Лев Толстой значительную часть своей молодой жизни неудержимо стремился к разврату. Он этого стыдился, пытался себя смирять, но чисто физически не мог совладать со своей плотью. Ходил по публичным домам, а потом лечился от гонореи.
Когда он приехал в Париж, его сильнее всего неприятно поразило, что в пансионе, где он остановился, большинство пар не состоят в браке. Не состоят в браке, и при этом живут вместе в номерах. Это же разврат!
Для Толстого это были два принципиально разных явления: разврат, которого стыдятся, и от которого хотят уйти, который хотят истребить в себе. И разврат, который становится общественной нормой, разврат, который не просто воспринимают спокойно, но которым щеголяют.
В дневнике он писал:
“Поехали в Павловск.

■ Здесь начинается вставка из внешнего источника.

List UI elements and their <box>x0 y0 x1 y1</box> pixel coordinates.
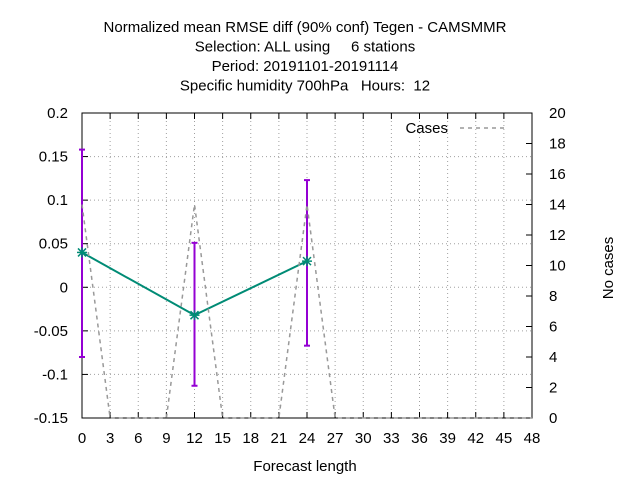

Отвратительно. Девки, глупая музыка, девки, искусственный соловей, девки, жара, папиросный дым, девки, водка, сыр, неистовые крики, девки, девки, девки! Все стараются притвориться, что им весело и что девки им нравятся, но неудачно” (ПСС, XLVII, 70-71).
И можно, конечно, над этим сколько угодно смеяться, потому что выглядит это всё чистым курьёзом — взбесившийся моралофаг не находит себе места.
Но если на секунду всмотреться в это серьёзно, отбросив всякий юмор, то становится страшно — в каком аду жил человек.